Les Inrockuptibles

Film catastroph­e de Paul Grivas

- Gérard Lefort

En 2009, Godard réalise Film Socialisme à bord du Costa Concordia. En 2012, le paquebot s’échoue. Assistant sur le tournage du film, Paul Grivas entremêle les deux événements dans un moyen métrage étonnant.

COURANT 2009, JEAN-LUC GODARD ET SON ÉQUIPE HOLLYWOODI­ENNE DE QUATRE PERSONNES (DONT LUI) tournent une grande partie de Film Socialisme à bord du paquebot de croisière Costa Concordia. En janvier 2012, la croisière ne s’amuse plus. Le même Concordia éperonne la côte à proximité de l’île italienne du Giglio et sombre dans des conditions tragiques (trente-deux morts). Le socialisme virant au naufrage? L’interrogat­ion vaut peut-être comme métaphore mais aussi comme réalité. Film Socialisme instruisai­t la perdition de quelques idées politiques liées à l’utopie européenne.

Il ne savait pas que son pressentim­ent théorique passerait un jour pour la

prémonitio­n d’une catastroph­e nettement plus tangible.
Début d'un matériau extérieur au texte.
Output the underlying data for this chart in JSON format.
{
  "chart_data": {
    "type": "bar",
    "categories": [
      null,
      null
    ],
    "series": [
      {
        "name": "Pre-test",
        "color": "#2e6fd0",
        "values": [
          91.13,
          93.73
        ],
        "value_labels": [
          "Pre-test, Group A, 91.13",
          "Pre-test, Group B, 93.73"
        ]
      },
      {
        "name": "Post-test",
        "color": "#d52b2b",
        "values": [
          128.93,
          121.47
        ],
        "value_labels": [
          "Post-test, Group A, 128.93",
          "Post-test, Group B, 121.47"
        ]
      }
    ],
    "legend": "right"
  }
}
A sa fenêtre, Paul Grivas voit un autre rapport. Il remplace “socialisme” par “catastroph­e”, mais c’est le même film qui, à cette différence près, fait le lien. Assistant sur le tournage du film de Godard, Paul Grivas agit comme un rebouteux qui réduit la fracture des images, les remet debout, les fait marcher autrement. Sa potion vaudoue mélange quelques feuilles arrachées à Film Socialisme, plans inédits ou pas, et des mini-reportages sidérants tournés au portable par les passagers du Concordia en direct du naufrage. On pense à Rivette : “Tout film est un documentai­re sur son propre tournage.” Et à Duras : “Filmer, c’est filmer le désastre du film.”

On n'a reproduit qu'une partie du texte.